Anyone who manages payroll, whether in-house or as an outsourcer, will by now have discovered the perils of auto-enrolment. This article will not rehearse the process issues (you’ll be relieved to know).
But with auto-enrolment come workplace pensions. Currently the majority of workplace pensions “don’t matter”, so long as contribution rates are set at current levels , their impact feels like an adjustment to NI and neither corporate or private cash flows are in peril. This changes as the phasing of contributions unwinds in 2018 and 2019.
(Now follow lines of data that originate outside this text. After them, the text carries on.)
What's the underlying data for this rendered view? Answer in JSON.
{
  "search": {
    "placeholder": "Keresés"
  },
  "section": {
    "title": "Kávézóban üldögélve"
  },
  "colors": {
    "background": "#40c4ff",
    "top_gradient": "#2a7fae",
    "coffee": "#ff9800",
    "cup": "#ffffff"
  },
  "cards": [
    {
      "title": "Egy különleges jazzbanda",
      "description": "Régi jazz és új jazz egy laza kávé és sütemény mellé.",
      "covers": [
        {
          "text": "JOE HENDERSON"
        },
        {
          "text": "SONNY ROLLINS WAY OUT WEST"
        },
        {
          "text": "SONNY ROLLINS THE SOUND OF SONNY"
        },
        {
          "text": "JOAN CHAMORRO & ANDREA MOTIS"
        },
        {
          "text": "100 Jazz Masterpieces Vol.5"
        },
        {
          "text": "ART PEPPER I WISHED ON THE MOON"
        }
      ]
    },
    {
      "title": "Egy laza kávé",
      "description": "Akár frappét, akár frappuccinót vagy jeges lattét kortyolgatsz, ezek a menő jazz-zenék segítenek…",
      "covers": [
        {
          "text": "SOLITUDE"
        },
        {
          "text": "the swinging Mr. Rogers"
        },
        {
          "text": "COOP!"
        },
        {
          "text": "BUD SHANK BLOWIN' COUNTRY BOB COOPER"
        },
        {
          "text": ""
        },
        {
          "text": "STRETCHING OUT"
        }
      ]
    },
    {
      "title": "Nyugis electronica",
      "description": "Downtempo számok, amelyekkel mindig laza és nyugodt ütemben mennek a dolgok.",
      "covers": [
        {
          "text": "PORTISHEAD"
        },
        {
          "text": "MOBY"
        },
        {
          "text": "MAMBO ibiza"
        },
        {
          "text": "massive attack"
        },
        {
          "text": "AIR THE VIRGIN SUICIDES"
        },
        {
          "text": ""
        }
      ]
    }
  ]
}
Experts have cogitated on what the increase in minimum employee contributions (from 1 to 4% of the band) will mean in terms of opt-outs. But payroll should be braced for a different challenge. The question that many staff will be asking is just where all this money is going and how did someone decide on the workplace pension in the first place.
I ran a very interesting series of training sessions on this question in December. One of the objectives was to flush out how payroll people and accountants explain the pension decision to their clients.
Listed below are the top ten messages fed back to us.
- We just use NEST
- We know and use an IFA
- Our clients are too small to thing about this.
- We don’t want to be involved in giving advice.
- Pension Advice is too expensive
- I don’t have anyone to help on this
- We can’t afford to use third parties .
- All pensions are the same.
- How can anyone predict what is best in the future?
- All my client wants to know is how much AE will cost
I am sure that a lot of these statements will resonate with you! But do you – in your heart of hearts, feel comfortable about pensions – even if you “own” some of these statements?
The Pensions Regulator states that “employers must choose their workplace pension”. The dictionary definition of choice is “an act of choosing between two or more possibilities”. It is actually quite hard to find a word for the opposite of “choice”. We are used to the phrase “you have no choice”, it is one that the Pensions Regulator uses a lot – “you have no choice, it is the law”.
If we had no choice, there would be no peril in pensions. The original conception for the earnings related top-up pension , involved “no choice”. Typically, when choice is granted, peril follows, anyone familiar with contracting-out decisions and the complexity of guaranteed minimum pensions will understand where I am coming from!
Back in the day when the “go/no go” decision was being taken on auto-enrolment (2010), I sat in a room where the then pensions minister (Steve Webb) asked a group of pension providers who expected to be offering workplace pensions in 2017. Only NEST put its hand up! The Government may have considered that the peril of genuine choice – would have become the rather easier decision we know as “Hobson’s choice”, a choice of one.
But this has not turned out to be the case. There are a number of good pensions that rival NEST and when the Government ask employers to choose, they need to think not just of NEST but of other options. A colleague of mine put it well in the session (he used to be a teacher).
“When you do your maths exam, you’ll get a mark for being right but two marks for showing your working”
The peril of pensions is not in the answer. It is unlikely that (post the Pension Schemes Act) we will see a workplace pension fail. The peril is in not being able to show the working.
We know exactly what happens when an intangible product is sold without a proper recorded explanation (an audit trail). There may have been proper sales of PPI but the Banks had no way to prove that the customer understood what they were buying and the risks of purchase.
The same story is familiar to old pension lags like me. When I sold my business in 1992 it’s value was impaired by 50% – not because I had given bad advice, but because I had no documentation to show that the advice was good.
Your clients may not know about pensions and many of them do not care to know. As accountants and payroll people, you may not know (or want to know) about pensions. You need – urgently – to “know a man who does”.